The paradox, though, is that fart jokes are funny. Let out a long, mighty rip — ideally punctuated by a motorboat staccato — and you can bring the whole room down with laughter and tears of joy. There’s something primal about hearing a fart and laughing in kind. It’s an instinct hard-coded the deepest recesses of our minds. We find it funny, our forefathers found it funny, and it doesn’t depend on witticisms that need copious amounts of cultural baggage or familiarity with the language. Sarcasm may be unique to Western culture, but fart jokes are universal. It’s somewhat of a comfort to imagine that our ancestors amused themselves around a campfire by ritualistically dancing around the campfire in their facepaint and decorative shields to celebrate the gods for their blessed feast of wild boar, only to have the festivities erupt into guffaws when one of the dancers felt particularly gassy. Naturally, his wife would be standing sternly to the side, rolling her eyes.

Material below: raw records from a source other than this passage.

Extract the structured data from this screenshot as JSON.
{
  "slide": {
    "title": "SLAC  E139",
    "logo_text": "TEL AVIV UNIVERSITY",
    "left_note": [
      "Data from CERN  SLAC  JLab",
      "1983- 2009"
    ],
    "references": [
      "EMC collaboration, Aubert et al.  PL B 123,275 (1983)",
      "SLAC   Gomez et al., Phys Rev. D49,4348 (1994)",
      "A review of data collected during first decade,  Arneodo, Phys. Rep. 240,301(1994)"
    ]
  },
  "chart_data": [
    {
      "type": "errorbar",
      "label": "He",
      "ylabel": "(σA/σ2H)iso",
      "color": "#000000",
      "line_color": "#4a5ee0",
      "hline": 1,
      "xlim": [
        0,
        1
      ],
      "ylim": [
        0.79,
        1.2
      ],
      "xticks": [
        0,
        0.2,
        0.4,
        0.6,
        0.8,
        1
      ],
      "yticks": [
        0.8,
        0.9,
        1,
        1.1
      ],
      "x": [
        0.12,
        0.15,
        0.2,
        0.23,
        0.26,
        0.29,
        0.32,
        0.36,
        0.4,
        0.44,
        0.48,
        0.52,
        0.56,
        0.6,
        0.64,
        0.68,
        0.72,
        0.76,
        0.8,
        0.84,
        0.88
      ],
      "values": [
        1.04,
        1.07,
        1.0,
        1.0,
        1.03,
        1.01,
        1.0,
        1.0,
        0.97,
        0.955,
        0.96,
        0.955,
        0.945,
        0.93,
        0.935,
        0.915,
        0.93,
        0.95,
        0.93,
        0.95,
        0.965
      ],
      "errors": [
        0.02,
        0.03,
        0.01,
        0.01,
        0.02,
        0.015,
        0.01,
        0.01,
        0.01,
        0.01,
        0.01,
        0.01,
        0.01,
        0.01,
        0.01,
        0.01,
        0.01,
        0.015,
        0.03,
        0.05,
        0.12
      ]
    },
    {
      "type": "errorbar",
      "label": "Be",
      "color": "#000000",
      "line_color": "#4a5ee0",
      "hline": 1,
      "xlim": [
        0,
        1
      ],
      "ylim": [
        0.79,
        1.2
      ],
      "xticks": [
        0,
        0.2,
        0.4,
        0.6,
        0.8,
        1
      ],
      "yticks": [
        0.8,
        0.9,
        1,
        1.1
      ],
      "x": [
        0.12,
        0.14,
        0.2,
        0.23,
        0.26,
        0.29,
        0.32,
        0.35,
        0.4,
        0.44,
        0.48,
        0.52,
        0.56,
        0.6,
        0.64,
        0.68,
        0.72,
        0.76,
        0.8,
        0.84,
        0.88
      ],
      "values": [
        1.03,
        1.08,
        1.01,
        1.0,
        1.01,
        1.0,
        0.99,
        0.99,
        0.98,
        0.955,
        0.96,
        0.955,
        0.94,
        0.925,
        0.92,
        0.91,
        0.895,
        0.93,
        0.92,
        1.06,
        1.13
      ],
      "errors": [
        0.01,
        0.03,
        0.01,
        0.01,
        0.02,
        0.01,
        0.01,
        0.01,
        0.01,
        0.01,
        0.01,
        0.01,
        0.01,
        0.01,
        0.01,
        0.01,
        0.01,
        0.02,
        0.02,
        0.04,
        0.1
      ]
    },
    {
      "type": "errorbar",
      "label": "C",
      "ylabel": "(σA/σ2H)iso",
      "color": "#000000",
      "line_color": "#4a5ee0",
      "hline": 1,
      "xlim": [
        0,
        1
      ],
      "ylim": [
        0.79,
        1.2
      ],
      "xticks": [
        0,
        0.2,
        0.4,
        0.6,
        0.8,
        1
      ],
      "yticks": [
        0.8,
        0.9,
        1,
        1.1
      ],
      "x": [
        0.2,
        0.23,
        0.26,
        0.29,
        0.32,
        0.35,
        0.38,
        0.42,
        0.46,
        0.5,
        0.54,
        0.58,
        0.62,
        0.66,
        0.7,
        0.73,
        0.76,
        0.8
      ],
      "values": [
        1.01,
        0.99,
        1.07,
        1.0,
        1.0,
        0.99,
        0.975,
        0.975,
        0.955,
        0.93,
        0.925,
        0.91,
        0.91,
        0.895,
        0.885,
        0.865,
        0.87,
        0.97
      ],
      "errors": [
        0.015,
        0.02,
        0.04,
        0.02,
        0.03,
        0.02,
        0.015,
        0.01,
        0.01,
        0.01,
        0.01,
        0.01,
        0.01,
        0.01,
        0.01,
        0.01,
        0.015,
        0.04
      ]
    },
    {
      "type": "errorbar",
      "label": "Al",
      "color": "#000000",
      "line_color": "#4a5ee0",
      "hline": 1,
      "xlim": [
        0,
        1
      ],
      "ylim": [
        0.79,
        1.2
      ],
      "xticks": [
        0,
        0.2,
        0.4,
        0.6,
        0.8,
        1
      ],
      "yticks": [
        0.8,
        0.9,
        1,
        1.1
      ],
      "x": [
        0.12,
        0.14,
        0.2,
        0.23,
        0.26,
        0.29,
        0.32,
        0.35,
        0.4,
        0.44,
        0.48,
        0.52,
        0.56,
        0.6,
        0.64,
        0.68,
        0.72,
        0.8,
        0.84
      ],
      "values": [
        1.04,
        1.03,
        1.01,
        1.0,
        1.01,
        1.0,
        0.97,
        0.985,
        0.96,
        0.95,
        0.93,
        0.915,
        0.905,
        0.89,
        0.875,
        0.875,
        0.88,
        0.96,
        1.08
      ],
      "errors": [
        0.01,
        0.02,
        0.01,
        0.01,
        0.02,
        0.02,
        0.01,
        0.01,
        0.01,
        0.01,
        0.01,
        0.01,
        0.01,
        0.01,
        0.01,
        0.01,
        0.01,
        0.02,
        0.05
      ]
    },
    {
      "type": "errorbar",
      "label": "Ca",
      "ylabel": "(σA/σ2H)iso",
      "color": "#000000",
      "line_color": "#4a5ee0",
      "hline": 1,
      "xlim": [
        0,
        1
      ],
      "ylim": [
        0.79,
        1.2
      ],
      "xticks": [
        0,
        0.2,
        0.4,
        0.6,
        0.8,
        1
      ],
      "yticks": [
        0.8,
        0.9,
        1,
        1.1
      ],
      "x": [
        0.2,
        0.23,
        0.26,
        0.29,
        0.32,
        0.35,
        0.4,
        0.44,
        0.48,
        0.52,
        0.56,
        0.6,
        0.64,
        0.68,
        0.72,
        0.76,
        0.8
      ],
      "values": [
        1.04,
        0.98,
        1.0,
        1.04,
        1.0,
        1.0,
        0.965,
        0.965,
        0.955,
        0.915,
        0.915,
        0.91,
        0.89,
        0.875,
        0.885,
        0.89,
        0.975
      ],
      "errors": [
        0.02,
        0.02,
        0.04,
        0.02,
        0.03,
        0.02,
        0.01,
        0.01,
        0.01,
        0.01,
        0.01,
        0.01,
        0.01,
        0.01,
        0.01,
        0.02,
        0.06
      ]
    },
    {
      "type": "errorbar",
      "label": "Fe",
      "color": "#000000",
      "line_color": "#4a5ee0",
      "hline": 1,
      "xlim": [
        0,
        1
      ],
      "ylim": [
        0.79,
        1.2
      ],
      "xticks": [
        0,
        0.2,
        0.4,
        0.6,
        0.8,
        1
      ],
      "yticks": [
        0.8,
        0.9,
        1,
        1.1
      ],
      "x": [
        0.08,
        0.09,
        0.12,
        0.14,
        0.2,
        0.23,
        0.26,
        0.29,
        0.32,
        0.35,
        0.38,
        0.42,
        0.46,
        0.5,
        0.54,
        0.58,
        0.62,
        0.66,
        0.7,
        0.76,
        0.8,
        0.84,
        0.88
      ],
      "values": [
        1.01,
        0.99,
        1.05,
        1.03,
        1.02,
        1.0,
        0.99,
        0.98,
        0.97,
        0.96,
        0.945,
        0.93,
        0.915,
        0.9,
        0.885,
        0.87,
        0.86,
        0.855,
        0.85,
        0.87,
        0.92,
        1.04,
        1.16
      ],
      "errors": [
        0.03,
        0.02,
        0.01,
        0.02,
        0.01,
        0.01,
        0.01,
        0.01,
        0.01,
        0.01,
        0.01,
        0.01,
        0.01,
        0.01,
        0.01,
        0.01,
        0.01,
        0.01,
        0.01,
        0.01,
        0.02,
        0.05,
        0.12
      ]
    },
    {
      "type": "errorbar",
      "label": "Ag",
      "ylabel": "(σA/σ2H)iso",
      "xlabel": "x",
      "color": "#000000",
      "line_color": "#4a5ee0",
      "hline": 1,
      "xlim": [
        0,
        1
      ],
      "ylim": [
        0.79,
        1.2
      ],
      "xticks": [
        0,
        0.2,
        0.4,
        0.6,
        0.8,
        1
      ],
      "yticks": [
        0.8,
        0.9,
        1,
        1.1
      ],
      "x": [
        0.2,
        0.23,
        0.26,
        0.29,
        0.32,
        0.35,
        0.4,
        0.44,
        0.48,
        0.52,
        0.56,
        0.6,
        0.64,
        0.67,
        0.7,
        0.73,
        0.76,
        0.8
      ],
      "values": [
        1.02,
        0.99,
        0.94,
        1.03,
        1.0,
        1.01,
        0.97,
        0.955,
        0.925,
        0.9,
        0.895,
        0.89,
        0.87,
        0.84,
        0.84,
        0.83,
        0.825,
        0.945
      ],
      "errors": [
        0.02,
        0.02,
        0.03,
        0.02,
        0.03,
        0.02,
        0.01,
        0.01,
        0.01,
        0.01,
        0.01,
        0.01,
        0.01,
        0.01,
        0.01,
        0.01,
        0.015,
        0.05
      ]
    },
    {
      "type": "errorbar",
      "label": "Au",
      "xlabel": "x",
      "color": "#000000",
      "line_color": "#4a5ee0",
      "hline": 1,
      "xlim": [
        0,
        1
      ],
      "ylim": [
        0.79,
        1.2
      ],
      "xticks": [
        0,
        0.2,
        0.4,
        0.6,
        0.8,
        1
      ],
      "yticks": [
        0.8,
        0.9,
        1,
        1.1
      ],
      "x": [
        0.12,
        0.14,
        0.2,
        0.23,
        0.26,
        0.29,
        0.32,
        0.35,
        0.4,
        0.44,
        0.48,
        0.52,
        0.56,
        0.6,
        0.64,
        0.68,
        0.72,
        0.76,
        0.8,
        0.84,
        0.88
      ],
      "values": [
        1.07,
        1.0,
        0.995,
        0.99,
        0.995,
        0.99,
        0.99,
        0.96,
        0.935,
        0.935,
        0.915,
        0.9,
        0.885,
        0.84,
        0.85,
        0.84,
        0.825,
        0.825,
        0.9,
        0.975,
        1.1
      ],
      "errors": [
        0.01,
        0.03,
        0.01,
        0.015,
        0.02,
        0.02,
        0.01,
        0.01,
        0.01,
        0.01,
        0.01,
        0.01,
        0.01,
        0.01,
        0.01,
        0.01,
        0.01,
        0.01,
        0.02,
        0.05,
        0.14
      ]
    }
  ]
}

Which brings me to Gunshow, a webcomic by the irrepressible KC Green. It’s no insult, I think, to say that Gunshow is the fart joke of webcomics. I mean that metaphorically, for the most part … though it’s pretty literal at times, too. Gun Show taps into the most primordial instincts, daring us to laugh from something as ridiculously simple as a goofy-looking face. Like the crude humor you find in those early Mel Brooks films and South Park‘s Terrence & Phillip, sometimes it takes a genius to remind you that fart jokes are, in fact, funny.